This is a guest blog post written by Katie Freeman, MD and Natalie Ronshaugen, MD of Nebraska Medicine. You can learn more about Nebraska Medicine here.
Women of all ages can experience the long-term health benefits of exercise. Because of their unique physiology however, female athletes can be at risk for certain sports injuries or conditions. Here are some common health concerns female athletes may encounter during different life stages.
CHILDREN, UP TO 12 YEARS
Most commonly, young girls get overuse injuries particularly along growth plates. Avoidance of early sports specialization can be helpful to avoid these injuries. A general rule of thumb: a child should not participate in more hours of organized sports per week than they are years old. For example, a 6-year-old girl should play no more than 6 hours of organized sports per week. A child with pain that is not improving with rest and ice, or who is limping or unable to walk should be seen by her doctor.
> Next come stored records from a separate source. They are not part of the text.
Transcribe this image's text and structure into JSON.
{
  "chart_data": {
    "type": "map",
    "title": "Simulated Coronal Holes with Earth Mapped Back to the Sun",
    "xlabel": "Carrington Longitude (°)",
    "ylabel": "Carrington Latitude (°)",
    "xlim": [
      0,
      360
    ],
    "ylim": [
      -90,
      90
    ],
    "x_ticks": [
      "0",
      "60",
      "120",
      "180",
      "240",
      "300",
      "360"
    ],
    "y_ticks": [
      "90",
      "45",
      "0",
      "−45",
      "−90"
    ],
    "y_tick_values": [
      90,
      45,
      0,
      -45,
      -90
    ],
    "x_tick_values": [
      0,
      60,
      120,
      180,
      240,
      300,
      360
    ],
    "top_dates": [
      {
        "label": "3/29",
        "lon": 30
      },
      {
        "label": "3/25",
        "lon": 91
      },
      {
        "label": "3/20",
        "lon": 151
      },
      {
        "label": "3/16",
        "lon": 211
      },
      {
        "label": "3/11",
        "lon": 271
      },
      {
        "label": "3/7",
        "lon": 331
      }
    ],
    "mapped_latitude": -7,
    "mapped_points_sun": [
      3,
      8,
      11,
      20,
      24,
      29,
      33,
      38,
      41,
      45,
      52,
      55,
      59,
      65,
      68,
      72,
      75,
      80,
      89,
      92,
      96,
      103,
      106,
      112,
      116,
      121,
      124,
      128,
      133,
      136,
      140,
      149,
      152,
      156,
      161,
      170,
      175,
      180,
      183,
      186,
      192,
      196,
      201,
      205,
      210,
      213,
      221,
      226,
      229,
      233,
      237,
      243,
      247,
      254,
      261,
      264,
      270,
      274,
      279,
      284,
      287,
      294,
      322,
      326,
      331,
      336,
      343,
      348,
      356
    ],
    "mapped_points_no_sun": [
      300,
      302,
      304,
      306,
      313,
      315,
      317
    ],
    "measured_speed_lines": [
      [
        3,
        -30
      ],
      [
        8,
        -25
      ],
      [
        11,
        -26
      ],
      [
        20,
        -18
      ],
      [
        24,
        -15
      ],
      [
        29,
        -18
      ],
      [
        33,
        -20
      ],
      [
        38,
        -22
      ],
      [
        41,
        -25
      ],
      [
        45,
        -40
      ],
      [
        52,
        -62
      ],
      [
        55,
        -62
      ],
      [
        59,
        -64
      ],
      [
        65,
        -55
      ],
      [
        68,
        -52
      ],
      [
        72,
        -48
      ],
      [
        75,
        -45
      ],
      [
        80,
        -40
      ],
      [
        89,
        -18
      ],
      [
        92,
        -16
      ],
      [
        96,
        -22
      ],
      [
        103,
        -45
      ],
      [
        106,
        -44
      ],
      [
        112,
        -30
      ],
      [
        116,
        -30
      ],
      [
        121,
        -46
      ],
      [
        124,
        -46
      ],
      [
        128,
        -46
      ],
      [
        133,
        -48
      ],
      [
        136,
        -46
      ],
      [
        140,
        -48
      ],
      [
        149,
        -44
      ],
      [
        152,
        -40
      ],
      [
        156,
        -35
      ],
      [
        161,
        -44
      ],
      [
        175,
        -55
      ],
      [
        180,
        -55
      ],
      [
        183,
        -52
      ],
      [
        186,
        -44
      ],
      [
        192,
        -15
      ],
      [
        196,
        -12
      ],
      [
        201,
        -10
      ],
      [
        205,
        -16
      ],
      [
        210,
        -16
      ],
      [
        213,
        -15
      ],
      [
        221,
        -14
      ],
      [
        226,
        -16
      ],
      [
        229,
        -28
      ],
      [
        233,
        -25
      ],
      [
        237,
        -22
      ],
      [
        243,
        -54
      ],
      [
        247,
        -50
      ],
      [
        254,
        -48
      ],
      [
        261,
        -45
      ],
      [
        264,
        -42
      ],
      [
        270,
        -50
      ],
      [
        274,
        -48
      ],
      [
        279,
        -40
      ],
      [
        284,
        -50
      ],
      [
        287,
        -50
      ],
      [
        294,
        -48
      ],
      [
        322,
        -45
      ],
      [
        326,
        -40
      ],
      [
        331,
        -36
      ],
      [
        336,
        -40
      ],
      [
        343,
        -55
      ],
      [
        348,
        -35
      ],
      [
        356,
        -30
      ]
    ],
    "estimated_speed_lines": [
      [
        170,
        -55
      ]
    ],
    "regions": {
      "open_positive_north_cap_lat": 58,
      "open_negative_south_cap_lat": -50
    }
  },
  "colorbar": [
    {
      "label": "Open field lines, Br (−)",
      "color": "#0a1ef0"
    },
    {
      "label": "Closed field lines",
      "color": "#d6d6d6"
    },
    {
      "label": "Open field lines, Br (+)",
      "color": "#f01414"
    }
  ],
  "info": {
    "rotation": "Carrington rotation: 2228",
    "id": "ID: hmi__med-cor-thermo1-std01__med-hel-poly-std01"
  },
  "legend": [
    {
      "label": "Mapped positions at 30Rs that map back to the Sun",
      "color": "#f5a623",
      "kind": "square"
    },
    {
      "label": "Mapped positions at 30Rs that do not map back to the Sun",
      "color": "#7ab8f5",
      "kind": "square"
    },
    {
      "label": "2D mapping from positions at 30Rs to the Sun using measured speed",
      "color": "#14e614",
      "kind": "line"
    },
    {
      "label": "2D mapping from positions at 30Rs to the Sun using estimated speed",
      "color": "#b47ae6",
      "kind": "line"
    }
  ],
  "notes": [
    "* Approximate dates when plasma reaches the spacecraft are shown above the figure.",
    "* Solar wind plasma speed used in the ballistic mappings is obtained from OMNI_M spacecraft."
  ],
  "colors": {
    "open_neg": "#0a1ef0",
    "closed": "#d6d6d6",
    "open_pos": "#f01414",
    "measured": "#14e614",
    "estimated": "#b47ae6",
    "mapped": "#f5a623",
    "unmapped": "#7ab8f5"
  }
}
ADOLESCENTS, 12 – 20 YEARS
- Concussions – If a child sustains a concussion, they need to be seen by medical professional (athletic trainer or physician) to be evaluated. Many concussions do not need to be seen in the emergency room unless they are have weakness in her their arms or legs, pain along their spine, vomiting, or becoming difficult to arouse. If a parent has any other concerns, err on the side of caution and contact a medical professional or go to the ER. Most concussions heal on their own, but many kids need assistance in school while they heal. A child should not return to sports until they have been evaluated by a medical professional, are symptom free and have completed a return to play protocol
- RED-S – This is the age that Relative Energy Deficiency in Sports starts to develop for many female athletes. Periods are often irregular for the first 1-2 years for girls, but if they continue to be irregular or a girl has not started her period by age 15 years, she should be evaluated. Recurrent injuries, particularly stress fractures should also raise suspicion for possible energy deficit. Promoting a positive body image is important to help prevent intentional energy deficiency
- ACL Tears – These generally cause pain and significant knee swelling after a twisting or tackle injury. If an ACL tear is suspected, please see a physician. ACL tears generally require surgical repair, especially in this age group
- Patellofemoral Pain – Chronic pain in the front part of the knee without swelling or known injury. Core strength is paramount to improve this pain. Pain that is not improving or causing an athlete to limp, should be evaluated
ADULTS, 20 – 50 YEARS
- Tendinopathy – Overuse injuries from doing the same repetitive activity can irritate your tendons and cause pain. Relative rest and ice can generally relieve this type of injury. If pain persists, physical therapy and sometimes some tendon procedures can be helpful
- Relative Energy Deficiency remains an issue at this age
OLDER ADULTS, 50+ YEARS
Remember that an unused joint becomes a stiff joint, so as long as you can comfortably stay active, you should!
- Osteoporotic Fractures – Bones become weaker as we age and osteoporosis puts us at risk of fracture. Significant pain, even after what seems like a small injury, often warrants evaluation from a physician
- Osteoarthritis – Wear and tear on the joints over time leads to pain and swelling of knees, hips, fingers and other joints. Sometimes this pain can be managed with over the counter pain medication and ice, but if it is persistent or prevents a person from participating in activities, sometimes a steroid injection can be helpful. Eventually, these joints sometimes need to be replaced
Our aim is to help you stay strong and active throughout your life. From our tips for female athletes to a more in-depth look at their unique health challenges, we are here for you every stage of your athletic journey.